Im Juni 2018 bestätigte das Berufungsgericht das Urteil. Daraufhin riefen die Anwälte Türfents das Verfassungsgericht an. Auch brachten sie den Fall vor den Europäischen Gerichtshof für Menschenrechte. 

Im Herbst 2020 ernannte das englische PEN-Zentrum den kurdischen Journalisten zum Ehrenmitglied  – als Zeichen der Solidarität. „Die Mitgliedschaft im englischen PEN bedeutet, einer globalen Bewegung anzugehören, die im Glauben an die Freiheit zu lesen und zu schreiben vereint ist. Wir sind stolz und fühlen uns geehrt, Nedim unter unseren Mitgliedern zu haben, und wir werden ihm weiterhin zur Seite stehen, bis er diese Freiheiten vollständig zurückgewinnt“, sagte die Vorsitzende des englischen Autorenverbandes PEN, Maureen Freely.
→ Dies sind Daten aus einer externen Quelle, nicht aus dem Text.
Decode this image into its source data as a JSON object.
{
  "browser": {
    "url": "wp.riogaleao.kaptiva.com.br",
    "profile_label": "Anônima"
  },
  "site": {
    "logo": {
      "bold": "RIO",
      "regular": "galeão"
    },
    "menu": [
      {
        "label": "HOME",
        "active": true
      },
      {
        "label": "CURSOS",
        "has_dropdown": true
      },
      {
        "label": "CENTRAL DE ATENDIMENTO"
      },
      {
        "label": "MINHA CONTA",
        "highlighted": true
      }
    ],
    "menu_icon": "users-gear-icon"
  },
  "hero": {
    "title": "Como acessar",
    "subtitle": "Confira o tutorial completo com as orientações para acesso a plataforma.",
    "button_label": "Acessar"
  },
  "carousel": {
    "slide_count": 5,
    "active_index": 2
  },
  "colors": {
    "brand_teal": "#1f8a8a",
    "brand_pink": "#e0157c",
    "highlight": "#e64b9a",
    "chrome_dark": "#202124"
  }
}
Nach sechseinhalb Jahren Haft wurde Nedim Türfent im Dezember 2022 aus der Haft entlassen.

Vor dem Gefängnis in Dep (tr. Karakoçan, Provinz Xarpêt/Elazığ) wurde er von Angehörigen und Kolleg:innen begrüßt und gab eine kurze Erklärung ab. „Aus dem Gefängnis zu kommen, betrachte ich nicht als Freiheit“, sagte Türfent, „Freiheit ist etwas anderes.“ Sich außerhalb geschlossener Mauern zu befinden, bedeute nicht Freiheit.
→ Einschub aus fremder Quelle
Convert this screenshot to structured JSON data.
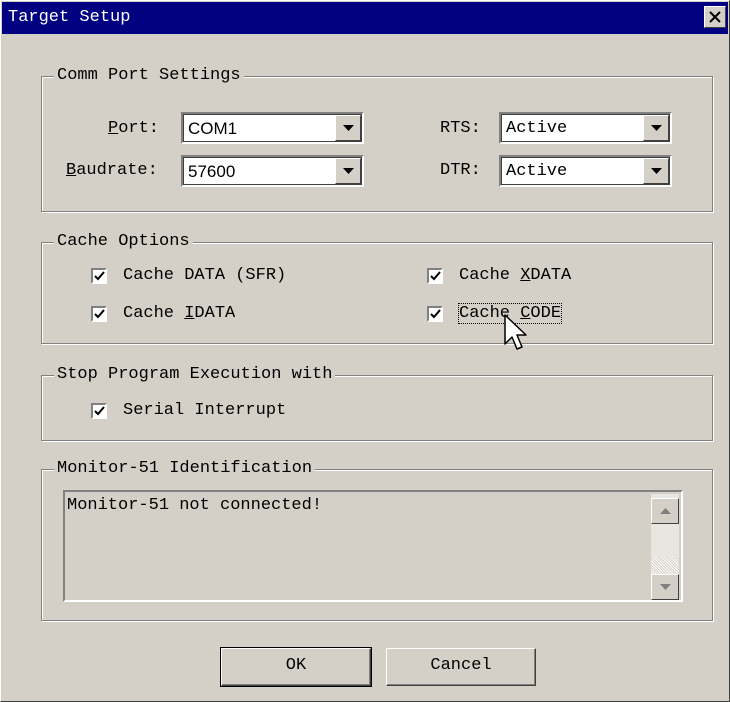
{
  "window": {
    "title": "Target Setup"
  },
  "comm": {
    "legend": "Comm Port Settings",
    "port_label_mn": "P",
    "port_label_rest": "ort:",
    "port_value": "COM1",
    "baud_label_mn": "B",
    "baud_label_rest": "audrate:",
    "baud_value": "57600",
    "rts_label": "RTS:",
    "rts_value": "Active",
    "dtr_label": "DTR:",
    "dtr_value": "Active"
  },
  "cache": {
    "legend": "Cache Options",
    "data_sfr": {
      "label": "Cache DATA (SFR)",
      "checked": true
    },
    "xdata": {
      "pre": "Cache ",
      "mn": "X",
      "post": "DATA",
      "checked": true
    },
    "idata": {
      "pre": "Cache ",
      "mn": "I",
      "post": "DATA",
      "checked": true
    },
    "code": {
      "pre": "Cache ",
      "mn": "C",
      "post": "ODE",
      "checked": true
    }
  },
  "stop": {
    "legend": "Stop Program Execution with",
    "serial_interrupt": {
      "label": "Serial Interrupt",
      "checked": true
    }
  },
  "monitor": {
    "legend": "Monitor-51 Identification",
    "text": "Monitor-51 not connected!"
  },
  "buttons": {
    "ok": "OK",
    "cancel": "Cancel"
  },
  "icons": [
    "close-icon",
    "dropdown-arrow-icon",
    "checkmark-icon",
    "scroll-up-icon",
    "scroll-down-icon",
    "mouse-cursor-icon"
  ]
}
Türfent wies auf die zahlreichen kranken und seit Jahrzehnten inhaftierten Gefangenen in der Türkei hin und sagte:

„Ich bin verhaftet worden, weil meine Berichterstattung die Regierung gestört hat. Seitdem sind Jahre vergangen, aber die Sichtweise der Regierung auf Journalistinnen und Journalisten hat sich nicht geändert. Zuletzt sind neun Kolleginnen und Kollegen in Ankara verhaftet worden. Das zeigt den Blickwinkel, mit dem die Regierung die Medien betrachtet. Ich betrachte es jedoch nicht nur als Regierungsproblem. Auch die Organisationen, die in der Türkei für Menschenrechte eintreten, haben ein Problem. Wenn im Westen ein Journalist verhaftet wird, erfolgt eine Reaktion wie auf einen Weltuntergang. Handelt es sich jedoch um einen kurdischen Journalisten, wird nicht mit der Wimper gezuckt. Das kritisiere ich.“

Seit Juni sind in der Türkei 26 Mitarbeiter:innen kurdischer Medien verhaftet worden. Vor einem Jahr forderten über fünfzig internationale Organisationen seine sofortige Freilassung. Insbesondere die PEN-Gemeinschaft setzte sich für den Journalisten und Dichter ein.